Risk-Reduction Strategy: 'Not Proven'
Panelists said the Huawei question remained part of wider discussions.
"For us this is really about how you address this systemic risk," said Scott Jones, head of the Canadian Center for Cyber Security, during the panel discussion, noting that the promise of 5G also brings new potential perils, given the speed and connectivity levels.
Some security analysts say that just as 5G standards and implementation strategies continue to unfold, so too do risk-reduction strategies.

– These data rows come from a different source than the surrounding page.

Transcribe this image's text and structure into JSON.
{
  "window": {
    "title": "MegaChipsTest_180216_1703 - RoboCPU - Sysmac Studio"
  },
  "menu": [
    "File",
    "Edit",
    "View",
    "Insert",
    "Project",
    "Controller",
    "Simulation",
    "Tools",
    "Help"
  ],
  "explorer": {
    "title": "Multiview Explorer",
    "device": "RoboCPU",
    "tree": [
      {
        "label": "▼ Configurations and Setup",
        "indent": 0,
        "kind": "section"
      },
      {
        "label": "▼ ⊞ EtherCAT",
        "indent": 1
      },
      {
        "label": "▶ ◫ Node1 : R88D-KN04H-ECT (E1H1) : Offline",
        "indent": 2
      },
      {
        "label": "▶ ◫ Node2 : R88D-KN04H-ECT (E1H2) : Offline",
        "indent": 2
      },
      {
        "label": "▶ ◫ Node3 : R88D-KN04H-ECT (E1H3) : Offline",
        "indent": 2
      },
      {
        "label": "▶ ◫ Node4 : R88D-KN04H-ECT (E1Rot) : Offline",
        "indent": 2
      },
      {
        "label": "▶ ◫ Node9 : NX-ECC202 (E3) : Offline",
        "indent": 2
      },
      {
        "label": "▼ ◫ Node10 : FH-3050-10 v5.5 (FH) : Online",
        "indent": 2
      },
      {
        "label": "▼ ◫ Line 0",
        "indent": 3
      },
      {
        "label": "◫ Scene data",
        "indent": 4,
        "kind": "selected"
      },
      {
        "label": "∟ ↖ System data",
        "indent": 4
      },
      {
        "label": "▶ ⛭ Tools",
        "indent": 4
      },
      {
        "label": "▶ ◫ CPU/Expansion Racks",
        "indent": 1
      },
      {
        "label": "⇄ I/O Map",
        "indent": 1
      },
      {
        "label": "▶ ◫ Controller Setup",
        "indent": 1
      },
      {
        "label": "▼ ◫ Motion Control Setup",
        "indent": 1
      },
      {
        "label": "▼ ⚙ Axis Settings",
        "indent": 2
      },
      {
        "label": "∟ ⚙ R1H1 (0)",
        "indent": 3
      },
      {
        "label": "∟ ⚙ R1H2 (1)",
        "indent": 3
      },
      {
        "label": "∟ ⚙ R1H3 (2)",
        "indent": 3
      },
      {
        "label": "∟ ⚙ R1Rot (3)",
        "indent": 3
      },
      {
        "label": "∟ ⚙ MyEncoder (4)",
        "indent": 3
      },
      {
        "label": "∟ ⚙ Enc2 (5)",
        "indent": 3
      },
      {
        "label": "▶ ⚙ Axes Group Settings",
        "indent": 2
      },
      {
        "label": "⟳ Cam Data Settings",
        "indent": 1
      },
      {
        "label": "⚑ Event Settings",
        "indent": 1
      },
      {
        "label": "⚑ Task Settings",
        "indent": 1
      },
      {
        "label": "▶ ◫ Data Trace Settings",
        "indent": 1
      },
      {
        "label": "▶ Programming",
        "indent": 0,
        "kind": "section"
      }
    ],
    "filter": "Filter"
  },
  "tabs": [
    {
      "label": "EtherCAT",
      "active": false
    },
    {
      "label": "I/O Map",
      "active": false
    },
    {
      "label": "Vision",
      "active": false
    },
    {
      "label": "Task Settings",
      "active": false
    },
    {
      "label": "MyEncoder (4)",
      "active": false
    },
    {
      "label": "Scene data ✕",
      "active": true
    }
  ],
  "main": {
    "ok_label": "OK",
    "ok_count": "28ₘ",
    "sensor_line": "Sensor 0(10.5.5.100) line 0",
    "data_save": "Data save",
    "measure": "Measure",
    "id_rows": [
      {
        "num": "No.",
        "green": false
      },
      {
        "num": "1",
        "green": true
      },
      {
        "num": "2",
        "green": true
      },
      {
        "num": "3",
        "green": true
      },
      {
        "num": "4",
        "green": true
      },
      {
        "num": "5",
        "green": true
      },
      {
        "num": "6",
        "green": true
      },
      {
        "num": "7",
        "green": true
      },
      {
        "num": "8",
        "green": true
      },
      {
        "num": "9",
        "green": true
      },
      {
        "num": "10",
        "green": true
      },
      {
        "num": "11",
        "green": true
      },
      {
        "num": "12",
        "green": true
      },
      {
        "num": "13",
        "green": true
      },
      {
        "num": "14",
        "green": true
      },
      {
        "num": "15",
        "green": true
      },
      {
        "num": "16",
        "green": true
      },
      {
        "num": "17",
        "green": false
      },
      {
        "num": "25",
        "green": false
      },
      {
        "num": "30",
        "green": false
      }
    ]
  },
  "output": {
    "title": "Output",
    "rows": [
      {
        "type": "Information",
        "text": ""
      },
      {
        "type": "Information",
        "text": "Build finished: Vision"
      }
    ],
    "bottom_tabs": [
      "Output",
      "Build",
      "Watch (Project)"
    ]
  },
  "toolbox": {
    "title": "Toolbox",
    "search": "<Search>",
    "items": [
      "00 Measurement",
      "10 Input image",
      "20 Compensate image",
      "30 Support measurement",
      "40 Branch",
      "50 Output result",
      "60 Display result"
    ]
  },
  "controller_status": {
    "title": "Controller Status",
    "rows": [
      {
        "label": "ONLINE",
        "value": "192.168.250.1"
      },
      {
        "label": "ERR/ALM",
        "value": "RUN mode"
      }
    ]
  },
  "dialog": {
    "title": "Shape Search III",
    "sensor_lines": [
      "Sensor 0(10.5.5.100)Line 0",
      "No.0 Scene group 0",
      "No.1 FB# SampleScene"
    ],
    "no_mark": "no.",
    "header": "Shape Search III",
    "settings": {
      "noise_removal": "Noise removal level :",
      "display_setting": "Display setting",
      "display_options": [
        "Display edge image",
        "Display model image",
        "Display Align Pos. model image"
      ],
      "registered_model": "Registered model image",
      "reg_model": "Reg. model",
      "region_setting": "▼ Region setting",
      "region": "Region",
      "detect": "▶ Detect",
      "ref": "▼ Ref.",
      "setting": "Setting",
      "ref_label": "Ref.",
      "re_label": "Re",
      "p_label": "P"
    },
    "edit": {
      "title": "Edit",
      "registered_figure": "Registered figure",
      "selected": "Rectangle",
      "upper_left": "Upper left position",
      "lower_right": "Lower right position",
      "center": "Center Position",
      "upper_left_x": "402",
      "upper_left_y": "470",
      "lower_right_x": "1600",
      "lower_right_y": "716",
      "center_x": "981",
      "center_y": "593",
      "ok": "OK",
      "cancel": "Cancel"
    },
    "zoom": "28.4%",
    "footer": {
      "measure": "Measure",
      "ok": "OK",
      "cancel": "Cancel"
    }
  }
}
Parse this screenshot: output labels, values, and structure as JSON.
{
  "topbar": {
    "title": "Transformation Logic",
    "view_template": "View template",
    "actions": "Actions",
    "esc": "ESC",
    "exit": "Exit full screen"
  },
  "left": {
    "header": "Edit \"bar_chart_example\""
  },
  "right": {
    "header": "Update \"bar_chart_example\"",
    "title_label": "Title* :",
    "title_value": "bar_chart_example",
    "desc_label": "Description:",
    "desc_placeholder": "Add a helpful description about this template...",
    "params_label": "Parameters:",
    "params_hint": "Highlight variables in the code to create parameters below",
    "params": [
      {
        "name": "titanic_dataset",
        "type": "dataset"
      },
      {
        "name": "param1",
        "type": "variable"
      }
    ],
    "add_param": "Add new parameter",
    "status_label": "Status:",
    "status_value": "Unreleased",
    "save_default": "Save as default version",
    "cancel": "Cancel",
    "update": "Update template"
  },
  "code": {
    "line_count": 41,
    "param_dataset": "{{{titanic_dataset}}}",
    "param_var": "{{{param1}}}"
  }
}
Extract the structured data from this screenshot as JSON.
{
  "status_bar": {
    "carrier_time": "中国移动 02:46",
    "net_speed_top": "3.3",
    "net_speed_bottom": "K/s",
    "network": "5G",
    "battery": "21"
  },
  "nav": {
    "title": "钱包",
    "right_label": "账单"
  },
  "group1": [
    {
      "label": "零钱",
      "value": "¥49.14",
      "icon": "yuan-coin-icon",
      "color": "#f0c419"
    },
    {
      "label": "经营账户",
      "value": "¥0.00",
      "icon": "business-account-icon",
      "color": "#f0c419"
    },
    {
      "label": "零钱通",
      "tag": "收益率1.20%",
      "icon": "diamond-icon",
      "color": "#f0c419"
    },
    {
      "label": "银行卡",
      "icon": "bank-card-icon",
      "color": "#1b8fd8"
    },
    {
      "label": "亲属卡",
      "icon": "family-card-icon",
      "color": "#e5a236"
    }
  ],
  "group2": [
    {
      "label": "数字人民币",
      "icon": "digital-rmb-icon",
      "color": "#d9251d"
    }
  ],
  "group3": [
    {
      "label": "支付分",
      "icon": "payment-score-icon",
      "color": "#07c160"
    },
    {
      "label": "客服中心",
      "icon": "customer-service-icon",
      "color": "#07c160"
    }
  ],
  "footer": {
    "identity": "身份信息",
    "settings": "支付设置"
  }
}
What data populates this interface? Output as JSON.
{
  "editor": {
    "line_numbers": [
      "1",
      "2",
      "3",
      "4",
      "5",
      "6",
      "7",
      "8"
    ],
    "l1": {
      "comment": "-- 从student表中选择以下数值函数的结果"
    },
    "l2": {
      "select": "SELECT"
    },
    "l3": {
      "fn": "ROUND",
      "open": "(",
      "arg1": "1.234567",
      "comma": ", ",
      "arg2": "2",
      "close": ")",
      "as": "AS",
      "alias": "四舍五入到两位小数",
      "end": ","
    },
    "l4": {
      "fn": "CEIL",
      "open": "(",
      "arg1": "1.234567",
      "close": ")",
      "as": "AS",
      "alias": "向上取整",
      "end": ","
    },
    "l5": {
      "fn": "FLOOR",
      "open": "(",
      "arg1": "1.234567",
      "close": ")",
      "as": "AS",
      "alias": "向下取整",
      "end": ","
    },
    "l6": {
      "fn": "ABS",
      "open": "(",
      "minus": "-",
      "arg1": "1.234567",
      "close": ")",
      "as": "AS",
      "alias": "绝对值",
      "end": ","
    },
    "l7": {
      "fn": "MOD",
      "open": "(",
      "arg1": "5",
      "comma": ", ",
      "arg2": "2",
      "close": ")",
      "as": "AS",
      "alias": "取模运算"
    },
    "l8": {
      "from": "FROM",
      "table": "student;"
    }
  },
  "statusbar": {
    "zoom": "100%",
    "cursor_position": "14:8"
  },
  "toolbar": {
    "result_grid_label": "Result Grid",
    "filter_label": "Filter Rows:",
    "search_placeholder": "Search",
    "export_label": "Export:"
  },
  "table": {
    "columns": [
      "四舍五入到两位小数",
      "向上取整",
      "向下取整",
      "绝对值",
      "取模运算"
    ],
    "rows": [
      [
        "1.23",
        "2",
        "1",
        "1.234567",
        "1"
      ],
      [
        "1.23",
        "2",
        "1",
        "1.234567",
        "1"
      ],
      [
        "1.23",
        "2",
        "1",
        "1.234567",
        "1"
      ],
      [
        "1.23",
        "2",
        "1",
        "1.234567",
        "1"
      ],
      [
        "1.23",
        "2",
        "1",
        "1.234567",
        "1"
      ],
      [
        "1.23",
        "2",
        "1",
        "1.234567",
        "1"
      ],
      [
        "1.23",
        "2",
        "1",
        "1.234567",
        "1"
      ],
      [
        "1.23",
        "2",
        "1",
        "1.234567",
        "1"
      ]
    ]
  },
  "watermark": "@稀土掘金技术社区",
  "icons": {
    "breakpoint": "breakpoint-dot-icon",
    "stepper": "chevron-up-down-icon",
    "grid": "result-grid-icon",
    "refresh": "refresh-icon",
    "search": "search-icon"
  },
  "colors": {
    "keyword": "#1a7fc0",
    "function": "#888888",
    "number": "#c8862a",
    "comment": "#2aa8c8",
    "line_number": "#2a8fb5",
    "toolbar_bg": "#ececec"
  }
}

In short, none have yet been truly field-tested.
"The question is whether a partial ban on Huawei to keep it out of sensitive areas and the telecom core will work to reduce risk," says James A. Lewis, a senior vice president at the Center for Strategic and International Studies in Washington.
"The only answer is 'not proven'," he said. "Both core and edge functions will become more important as 5G enables many more things than your phone - self-driving cars, telemedicine, smart cities and the like - and letting Huawei in, even at the edge, could provide China with opportunities for mischief."
China Seeks 'Level Playing Field'
In the face of continuing opposition to using Chinese-built telecommunications equipment in some countries' 5G networks, Beijing has continued to mount its own offensive.
China's ambassador to Britain, Liu Xiaoming, writing in the Telegraph on Sunday, urged Britain to "make decisions independently and in accordance with their national interests."
He said that "the last thing the world needs is the introduction of any sort of discriminatory measures towards companies involved in 5G network development," while "the last thing China expects from a truly open and fair 'global Britain' is a playing field that is not level."
Discussions to Continue in Prague
The question of 5G networks and which suppliers can be trusted for which purposes is on the agenda at a Prague conference being held this week.
More than 30 countries are expected to attend the May 2-3 conference, organized by the Czech foreign ministry and cybersecurity agency NUKIB, to discuss how best to secure next-generation telecommunications networks.
"It's a hugely complex strategic challenge which is going to span the next few decades," GCHQ's Fleming said in his CyberUK speech. "How we deal with it will be crucial for prosperity and our security. And it's yet another demonstration of how significant cybersecurity is becoming to a nation's cyber power."